Inditex, the global Spanish retailer of brands such as Zara, Pull and Bear, Massimo Dutti and Bershka have taken a more strategic approach, “The Right to Wear. Our priorities are the protection of the environment and human rights, through focusing on traceability and transparency.” As part of this they have launched Closing the Loop, where nothing goes to waste. The aim is to move away from the linear model towards the circular economy. This approach follows the life cycle of the product from manufacturing through distribution and the eventual sale of the product. It doesn’t end there as the producer is responsible for the entire life cycle of the product until it is reused or recycled. It is heartening to see that a large multinational retailer is taking a more fundamental approach to the conscious consumer concept.
The circular economy
A circular economy is an alternative to a traditional linear economy (make, use, dispose) in which we keep resources in use for as long as possible, extract the maximum value from them whilst in use, then recover and regenerate products and materials at the end of each service life. Definition courtesy of www.wrap.org.uk
How can retailers react to this growing movement?
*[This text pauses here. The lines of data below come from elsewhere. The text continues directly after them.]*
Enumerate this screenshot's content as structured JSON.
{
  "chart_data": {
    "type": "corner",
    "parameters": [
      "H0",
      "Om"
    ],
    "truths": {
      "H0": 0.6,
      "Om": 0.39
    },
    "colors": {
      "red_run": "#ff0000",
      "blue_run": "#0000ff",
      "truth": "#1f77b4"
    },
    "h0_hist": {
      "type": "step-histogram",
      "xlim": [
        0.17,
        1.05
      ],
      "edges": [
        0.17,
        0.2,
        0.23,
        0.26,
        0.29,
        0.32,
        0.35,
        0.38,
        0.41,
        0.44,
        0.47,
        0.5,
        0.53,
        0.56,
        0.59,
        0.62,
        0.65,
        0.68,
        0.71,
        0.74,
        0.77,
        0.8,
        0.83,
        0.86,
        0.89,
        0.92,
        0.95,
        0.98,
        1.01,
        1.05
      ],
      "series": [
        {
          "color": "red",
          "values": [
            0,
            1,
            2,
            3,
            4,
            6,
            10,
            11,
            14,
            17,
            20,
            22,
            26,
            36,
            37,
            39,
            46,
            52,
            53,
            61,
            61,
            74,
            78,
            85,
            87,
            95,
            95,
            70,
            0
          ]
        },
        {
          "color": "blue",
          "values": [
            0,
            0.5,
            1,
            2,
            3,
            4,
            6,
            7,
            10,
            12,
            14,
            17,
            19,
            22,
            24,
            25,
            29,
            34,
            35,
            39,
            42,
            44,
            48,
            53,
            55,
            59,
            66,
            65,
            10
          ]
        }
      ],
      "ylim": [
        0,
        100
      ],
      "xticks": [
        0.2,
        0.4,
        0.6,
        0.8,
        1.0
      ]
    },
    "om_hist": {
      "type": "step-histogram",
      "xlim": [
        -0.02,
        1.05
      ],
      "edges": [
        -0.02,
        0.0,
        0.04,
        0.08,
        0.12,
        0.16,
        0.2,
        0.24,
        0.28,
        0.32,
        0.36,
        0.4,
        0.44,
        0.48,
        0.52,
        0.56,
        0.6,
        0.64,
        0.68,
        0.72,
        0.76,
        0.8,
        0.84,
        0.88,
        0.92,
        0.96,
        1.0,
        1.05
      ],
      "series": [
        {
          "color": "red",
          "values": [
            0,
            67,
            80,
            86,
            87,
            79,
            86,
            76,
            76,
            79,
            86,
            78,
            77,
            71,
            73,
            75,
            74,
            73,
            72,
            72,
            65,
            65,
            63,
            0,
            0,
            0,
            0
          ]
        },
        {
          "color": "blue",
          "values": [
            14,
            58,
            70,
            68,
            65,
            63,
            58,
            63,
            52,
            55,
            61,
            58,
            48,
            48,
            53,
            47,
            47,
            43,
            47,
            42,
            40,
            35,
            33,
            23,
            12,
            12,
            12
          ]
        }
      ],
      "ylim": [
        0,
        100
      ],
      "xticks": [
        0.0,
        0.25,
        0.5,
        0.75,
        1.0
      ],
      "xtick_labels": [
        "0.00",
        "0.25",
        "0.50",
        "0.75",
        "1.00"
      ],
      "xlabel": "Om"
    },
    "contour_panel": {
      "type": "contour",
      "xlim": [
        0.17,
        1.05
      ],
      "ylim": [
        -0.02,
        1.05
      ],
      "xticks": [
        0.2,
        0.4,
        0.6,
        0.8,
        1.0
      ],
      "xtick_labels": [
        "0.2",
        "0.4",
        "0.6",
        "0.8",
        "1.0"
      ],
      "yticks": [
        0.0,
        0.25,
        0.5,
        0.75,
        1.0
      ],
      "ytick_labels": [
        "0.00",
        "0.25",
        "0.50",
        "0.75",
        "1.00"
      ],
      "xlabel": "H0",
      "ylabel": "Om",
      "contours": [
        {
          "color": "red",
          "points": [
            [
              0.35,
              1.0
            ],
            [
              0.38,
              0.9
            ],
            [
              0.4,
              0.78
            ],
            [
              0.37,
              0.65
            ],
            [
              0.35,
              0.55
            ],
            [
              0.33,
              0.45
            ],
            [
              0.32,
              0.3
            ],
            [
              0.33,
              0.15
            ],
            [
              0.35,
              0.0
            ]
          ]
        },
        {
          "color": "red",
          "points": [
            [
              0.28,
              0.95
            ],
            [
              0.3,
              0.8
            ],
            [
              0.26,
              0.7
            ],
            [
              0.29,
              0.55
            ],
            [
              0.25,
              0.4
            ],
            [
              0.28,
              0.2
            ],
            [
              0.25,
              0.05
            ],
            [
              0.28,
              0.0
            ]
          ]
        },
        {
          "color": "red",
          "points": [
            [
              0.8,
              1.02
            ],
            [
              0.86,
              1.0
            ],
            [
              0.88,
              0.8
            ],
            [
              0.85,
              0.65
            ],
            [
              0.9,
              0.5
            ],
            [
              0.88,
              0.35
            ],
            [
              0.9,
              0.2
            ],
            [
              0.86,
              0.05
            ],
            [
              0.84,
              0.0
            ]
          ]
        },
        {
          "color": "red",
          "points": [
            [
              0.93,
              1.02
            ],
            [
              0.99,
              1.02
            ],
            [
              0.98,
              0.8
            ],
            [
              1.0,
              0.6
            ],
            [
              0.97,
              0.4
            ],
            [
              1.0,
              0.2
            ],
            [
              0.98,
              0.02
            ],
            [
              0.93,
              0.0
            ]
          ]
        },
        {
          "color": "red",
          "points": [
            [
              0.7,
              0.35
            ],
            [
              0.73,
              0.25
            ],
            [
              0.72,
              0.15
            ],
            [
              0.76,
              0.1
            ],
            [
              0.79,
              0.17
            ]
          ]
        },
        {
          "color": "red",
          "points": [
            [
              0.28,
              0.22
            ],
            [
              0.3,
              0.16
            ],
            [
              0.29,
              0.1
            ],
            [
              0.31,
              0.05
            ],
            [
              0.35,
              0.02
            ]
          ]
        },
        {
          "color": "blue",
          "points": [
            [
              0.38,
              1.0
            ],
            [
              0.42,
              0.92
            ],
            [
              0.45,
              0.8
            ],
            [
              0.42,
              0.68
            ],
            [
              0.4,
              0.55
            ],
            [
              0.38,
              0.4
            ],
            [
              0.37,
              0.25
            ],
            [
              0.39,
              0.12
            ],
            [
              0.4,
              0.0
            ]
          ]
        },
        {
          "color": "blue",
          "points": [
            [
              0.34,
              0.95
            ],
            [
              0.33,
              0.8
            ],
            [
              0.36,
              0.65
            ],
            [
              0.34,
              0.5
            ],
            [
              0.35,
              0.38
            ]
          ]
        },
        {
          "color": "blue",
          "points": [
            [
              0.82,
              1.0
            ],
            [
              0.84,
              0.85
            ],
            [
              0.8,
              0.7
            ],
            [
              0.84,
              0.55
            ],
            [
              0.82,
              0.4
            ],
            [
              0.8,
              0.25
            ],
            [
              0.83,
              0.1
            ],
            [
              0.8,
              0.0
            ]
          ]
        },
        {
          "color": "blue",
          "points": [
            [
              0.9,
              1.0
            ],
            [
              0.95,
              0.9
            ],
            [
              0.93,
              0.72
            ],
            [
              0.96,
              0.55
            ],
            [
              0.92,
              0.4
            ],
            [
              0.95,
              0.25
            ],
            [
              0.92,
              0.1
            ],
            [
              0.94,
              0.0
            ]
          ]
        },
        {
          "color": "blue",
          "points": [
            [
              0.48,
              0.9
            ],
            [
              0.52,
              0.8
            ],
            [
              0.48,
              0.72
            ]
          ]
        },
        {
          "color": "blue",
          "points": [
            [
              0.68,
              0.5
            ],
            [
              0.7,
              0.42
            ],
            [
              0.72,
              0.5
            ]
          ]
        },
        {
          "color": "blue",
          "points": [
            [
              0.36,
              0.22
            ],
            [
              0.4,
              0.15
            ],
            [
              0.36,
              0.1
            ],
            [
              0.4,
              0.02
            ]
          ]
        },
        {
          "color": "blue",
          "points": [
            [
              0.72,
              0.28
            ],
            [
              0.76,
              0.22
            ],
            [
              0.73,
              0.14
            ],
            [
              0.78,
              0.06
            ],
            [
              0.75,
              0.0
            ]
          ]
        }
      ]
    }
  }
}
A starting point would be to ask your customers’ views. Are they aware and do they care? Depending on what you sell you might already have a good idea of the provenance of your product but do you communicate this to your customers? An environmental audit on your business processes will show where you can improve and is often a cost saving exercise. Then there’s the opportunities in selling more sustainable products. I’ll be expanding on this in a future blog post.
The last question – who is the conscious consumer?
The answer to this is probably anyone. There is no doubt that climate change exists and its impact is effecting and will effect everyone’s lives. Whether we think of ourselves as conscious consumers or not, we all fit into that category in some shape or form. People who recycle conscientiously, use a refillable water bottle, have a reusable coffee cup in their bag, mend something rather than buy a new one or try to reduce packaging when they shop are all conscious consumers. Social media has played a big role in raising awareness of single use plastic bottles and the pollution they cause. This consciousness will often lead to thinking about other ways to reduce our carbon footprint on the world.
Like many big issues there is not one solution. Small personal changes will help to change the culture of how we consume. However, business also has a role to provide us with the information and choices to be able to make those changes.